Francie ran her fingers lovingly over the carved frame. She held the painting at arm’s length and looked at it and it was just as beautiful as when she had first seen it. She thought of Buck going to the gallery and buying it for her, of him writing the note—thinking of you at Christmas, it’d said. And then she shook her head and told herself it was far too expensive a gift, that he shouldn’t have bought it and of course he wouldn’t be thinking of her at Christmas at all. He would be with his family and friends at his wonderful country house three thousand miles away and it might as well be a million.

She went to her desk and wrote him a note thanking him for his thoughtful and extravagant gift and saying that in return for his generosity and kindness she was donating sackfuls of toys and Christmas cheer to a dozen needy orphanages across the country in his name, and that she knew he would enjoy thinking of the pleasure he had given them on Christmas morning.

And then she took the beautiful painting and placed it on a little gilt easel on her bedside table where it would be the last thing she saw every night before she went to sleep.


Christmas at the Wingates’ country house, Broadlands, was a traditional but elegant affair.

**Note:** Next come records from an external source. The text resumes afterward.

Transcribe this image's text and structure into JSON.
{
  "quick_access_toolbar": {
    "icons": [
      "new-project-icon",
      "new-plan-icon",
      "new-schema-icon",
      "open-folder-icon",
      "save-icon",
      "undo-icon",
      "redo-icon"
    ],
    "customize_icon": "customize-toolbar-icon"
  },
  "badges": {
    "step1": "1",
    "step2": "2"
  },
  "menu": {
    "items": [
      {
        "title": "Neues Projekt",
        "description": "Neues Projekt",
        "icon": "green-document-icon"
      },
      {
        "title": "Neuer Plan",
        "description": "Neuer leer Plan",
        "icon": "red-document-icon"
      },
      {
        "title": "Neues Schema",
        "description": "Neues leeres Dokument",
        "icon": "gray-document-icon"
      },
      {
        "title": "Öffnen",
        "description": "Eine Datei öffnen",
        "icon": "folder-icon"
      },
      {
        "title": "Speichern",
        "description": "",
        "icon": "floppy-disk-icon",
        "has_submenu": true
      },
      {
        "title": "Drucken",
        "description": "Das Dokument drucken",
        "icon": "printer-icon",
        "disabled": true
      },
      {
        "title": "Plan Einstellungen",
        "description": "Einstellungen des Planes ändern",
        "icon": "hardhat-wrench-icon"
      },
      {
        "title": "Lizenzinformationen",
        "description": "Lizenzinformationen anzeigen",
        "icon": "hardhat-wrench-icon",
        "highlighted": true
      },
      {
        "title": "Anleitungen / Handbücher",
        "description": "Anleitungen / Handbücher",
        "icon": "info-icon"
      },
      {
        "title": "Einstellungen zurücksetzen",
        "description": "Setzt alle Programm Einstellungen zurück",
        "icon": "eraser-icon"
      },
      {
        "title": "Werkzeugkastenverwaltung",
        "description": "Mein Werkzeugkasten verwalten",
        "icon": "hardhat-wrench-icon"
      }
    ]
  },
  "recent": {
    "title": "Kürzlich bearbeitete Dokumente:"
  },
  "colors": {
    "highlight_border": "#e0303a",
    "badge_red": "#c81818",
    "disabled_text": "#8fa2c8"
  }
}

There was a vast fir tree trimmed by the staff with gilded pine cones and lit with tiny red candles, mountains of expensively wrapped gifts, and log fires in every room. Maryanne had invited her brother with his wife and children, and a dozen important Republicans and their wives. “I can’t tell you how pleased they all were to be invited,” she told him happily. “This was such a good idea of yours, darling.”